Amazon's sales grew by 20 percent to $72.4 billion in the fourth quarter ended on Dec. 31, with growth of 21 percent in local currencies, and the group's net income jumped by 63 percent to $3.0 billion. However, the company's share price dipped by more 5 percent due to a mitigated forecast for the first quarter because of losses at its business in India, following the introduction of stricter regulations on the local content of products sold over the internet.
The company is expecting a sales increase of between 10 and 18 percent for the first quarter of this year, with an unfavorable impact of 2.1 percentage points from foreign currency translations. It is also projecting an operating profit of between $2.3 billion and $3.3 billion for the quarter, compared with $1.9 billion in the same period a year ago.

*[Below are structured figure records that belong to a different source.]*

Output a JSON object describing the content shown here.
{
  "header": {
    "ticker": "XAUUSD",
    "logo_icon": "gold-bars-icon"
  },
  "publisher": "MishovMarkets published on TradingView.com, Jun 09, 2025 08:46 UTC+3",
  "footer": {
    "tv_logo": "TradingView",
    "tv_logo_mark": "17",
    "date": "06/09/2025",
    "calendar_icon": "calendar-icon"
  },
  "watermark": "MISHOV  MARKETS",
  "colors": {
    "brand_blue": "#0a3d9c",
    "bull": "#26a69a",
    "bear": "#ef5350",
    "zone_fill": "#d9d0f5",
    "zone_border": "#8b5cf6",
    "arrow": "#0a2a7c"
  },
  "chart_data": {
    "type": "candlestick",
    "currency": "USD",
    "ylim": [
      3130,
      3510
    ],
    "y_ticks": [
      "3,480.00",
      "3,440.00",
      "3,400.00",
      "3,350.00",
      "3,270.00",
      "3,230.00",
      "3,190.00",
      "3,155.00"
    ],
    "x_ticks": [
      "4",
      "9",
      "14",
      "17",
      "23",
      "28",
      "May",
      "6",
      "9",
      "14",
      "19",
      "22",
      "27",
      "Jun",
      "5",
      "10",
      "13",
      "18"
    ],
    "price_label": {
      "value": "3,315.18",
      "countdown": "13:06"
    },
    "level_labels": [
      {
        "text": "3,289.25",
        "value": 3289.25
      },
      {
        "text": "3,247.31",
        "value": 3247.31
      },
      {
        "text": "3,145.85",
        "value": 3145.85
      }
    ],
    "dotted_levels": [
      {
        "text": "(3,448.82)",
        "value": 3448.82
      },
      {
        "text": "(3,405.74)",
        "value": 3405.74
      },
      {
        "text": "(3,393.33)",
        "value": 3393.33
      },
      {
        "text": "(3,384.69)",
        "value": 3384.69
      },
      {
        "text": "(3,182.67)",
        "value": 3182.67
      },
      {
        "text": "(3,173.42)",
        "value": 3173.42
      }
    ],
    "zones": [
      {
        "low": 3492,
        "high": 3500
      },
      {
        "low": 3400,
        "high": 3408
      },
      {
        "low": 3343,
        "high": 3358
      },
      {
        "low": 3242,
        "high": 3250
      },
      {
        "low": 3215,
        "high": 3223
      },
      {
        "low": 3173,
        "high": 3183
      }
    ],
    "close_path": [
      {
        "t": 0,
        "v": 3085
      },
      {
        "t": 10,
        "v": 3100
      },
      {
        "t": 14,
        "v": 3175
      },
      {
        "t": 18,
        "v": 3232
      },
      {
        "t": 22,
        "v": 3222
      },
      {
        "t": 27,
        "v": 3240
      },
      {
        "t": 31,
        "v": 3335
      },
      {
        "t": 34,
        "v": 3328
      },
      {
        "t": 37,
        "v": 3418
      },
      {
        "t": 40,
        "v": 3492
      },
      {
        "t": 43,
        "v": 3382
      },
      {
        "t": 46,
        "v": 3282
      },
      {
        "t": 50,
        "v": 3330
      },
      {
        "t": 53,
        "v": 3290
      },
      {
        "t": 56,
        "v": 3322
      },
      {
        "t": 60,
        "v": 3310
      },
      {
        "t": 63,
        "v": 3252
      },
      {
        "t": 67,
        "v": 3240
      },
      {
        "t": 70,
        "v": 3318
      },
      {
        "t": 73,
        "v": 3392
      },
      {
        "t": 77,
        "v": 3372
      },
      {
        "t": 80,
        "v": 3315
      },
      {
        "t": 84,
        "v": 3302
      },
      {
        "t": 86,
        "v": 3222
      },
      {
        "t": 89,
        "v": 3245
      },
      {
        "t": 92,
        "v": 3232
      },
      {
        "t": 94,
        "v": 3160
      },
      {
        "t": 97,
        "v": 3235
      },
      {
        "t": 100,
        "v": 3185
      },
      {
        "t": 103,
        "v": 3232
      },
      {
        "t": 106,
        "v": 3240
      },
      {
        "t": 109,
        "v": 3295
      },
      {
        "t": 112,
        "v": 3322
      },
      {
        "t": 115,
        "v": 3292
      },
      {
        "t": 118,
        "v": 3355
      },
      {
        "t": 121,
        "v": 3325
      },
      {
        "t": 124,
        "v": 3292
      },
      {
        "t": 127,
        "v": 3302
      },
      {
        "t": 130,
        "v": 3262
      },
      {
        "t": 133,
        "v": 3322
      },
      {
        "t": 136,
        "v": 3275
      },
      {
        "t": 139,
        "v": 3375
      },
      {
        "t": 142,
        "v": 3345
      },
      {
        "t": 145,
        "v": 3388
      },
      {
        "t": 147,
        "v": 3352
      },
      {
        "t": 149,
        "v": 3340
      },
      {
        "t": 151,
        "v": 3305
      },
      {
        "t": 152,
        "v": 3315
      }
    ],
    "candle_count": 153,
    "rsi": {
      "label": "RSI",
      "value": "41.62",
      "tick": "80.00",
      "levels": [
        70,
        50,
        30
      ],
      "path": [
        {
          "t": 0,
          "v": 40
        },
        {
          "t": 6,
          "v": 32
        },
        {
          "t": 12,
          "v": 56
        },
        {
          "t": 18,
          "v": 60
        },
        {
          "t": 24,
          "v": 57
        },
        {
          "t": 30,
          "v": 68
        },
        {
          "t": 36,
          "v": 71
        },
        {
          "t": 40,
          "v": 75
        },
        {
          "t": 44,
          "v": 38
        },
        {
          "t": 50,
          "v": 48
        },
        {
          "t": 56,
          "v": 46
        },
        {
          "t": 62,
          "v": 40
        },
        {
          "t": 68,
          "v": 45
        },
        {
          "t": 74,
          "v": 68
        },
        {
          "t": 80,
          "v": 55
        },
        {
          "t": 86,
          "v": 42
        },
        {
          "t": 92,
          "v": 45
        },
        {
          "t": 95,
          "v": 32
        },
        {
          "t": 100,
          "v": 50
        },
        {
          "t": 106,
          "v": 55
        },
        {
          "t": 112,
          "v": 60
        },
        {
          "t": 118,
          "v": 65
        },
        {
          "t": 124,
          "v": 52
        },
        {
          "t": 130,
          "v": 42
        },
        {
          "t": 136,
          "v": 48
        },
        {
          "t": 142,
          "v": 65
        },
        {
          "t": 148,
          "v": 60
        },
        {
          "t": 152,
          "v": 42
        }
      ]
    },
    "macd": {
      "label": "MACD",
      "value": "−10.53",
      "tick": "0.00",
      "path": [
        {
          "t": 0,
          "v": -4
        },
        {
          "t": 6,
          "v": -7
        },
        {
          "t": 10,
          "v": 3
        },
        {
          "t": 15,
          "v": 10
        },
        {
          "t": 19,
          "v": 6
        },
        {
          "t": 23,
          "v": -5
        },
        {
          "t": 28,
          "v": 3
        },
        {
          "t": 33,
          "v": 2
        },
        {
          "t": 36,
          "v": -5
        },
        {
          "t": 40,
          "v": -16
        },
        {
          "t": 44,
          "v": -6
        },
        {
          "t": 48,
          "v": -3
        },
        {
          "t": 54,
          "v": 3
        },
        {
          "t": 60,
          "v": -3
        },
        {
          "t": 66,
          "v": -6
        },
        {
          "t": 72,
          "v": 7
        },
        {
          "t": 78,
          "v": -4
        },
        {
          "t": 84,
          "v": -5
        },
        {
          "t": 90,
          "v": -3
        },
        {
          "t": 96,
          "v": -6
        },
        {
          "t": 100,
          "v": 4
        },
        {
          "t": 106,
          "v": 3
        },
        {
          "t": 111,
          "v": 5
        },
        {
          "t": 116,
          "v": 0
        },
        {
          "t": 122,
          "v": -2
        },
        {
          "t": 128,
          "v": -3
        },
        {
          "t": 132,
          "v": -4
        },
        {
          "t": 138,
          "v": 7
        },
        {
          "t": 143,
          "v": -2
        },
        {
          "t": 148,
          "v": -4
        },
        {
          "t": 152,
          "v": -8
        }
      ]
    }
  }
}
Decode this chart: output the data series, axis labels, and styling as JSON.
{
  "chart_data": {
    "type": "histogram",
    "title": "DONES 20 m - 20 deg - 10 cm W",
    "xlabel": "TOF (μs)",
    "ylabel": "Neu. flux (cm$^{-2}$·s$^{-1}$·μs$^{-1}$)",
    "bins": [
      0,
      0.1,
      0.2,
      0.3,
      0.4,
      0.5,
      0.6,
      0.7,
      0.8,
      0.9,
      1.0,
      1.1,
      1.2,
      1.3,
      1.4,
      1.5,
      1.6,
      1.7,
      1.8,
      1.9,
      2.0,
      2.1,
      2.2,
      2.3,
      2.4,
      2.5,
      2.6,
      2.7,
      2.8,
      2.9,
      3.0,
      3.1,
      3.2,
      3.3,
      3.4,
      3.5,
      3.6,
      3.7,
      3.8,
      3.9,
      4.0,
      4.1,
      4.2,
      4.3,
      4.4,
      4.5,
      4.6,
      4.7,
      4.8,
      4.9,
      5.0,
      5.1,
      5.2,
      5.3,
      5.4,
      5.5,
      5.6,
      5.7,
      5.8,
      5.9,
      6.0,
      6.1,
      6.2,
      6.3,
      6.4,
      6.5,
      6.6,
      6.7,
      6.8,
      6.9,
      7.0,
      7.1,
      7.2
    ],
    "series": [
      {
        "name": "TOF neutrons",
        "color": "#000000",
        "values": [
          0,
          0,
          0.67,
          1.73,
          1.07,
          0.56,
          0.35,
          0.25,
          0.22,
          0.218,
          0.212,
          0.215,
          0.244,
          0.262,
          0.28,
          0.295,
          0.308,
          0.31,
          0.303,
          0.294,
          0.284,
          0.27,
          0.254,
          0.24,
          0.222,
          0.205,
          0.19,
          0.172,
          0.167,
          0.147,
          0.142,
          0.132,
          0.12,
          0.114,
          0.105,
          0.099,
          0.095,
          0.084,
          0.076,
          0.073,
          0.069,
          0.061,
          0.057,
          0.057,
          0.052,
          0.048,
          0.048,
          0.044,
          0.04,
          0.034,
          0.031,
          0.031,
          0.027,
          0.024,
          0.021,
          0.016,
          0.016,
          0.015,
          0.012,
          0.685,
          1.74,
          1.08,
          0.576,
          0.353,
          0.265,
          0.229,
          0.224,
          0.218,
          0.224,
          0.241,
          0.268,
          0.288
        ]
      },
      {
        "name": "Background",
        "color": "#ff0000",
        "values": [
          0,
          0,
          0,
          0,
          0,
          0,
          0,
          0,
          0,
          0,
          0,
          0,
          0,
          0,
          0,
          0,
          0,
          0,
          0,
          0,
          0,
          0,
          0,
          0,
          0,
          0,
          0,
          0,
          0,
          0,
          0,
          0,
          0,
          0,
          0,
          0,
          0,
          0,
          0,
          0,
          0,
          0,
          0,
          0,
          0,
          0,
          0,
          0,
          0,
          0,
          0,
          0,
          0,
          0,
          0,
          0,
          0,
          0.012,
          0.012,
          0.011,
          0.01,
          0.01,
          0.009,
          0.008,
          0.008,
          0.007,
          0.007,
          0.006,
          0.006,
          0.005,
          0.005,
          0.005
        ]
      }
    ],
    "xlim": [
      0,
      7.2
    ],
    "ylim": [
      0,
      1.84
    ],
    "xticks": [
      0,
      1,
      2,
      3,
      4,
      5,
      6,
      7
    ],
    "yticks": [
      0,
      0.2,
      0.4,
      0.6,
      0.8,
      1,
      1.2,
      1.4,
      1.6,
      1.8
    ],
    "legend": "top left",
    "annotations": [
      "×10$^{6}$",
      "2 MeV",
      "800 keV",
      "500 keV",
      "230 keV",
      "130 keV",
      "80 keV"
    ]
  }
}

For the full 2018 financial year, Amazon booked a strong increase in net income to $10.1 billion from $3.0 billion in the prior year on 31 percent higher sales of $232.9 billion. On a currency-neutral basis, they went up by 31 percent.
Much of the growth has come from new services like Amazon's new cloud computing business, which enjoyed a 45 percent jump in revenues.
Meanwhile, Amazon is moving strongly into omni-channel operations. It launched physical pop-up stores in six European countries during the latest holiday season, presenting for the first time a curated selection of more than 2,000 products. It carried out 136 events and workshops for customers in Amsterdam, London, Madrid, Milan and Paris.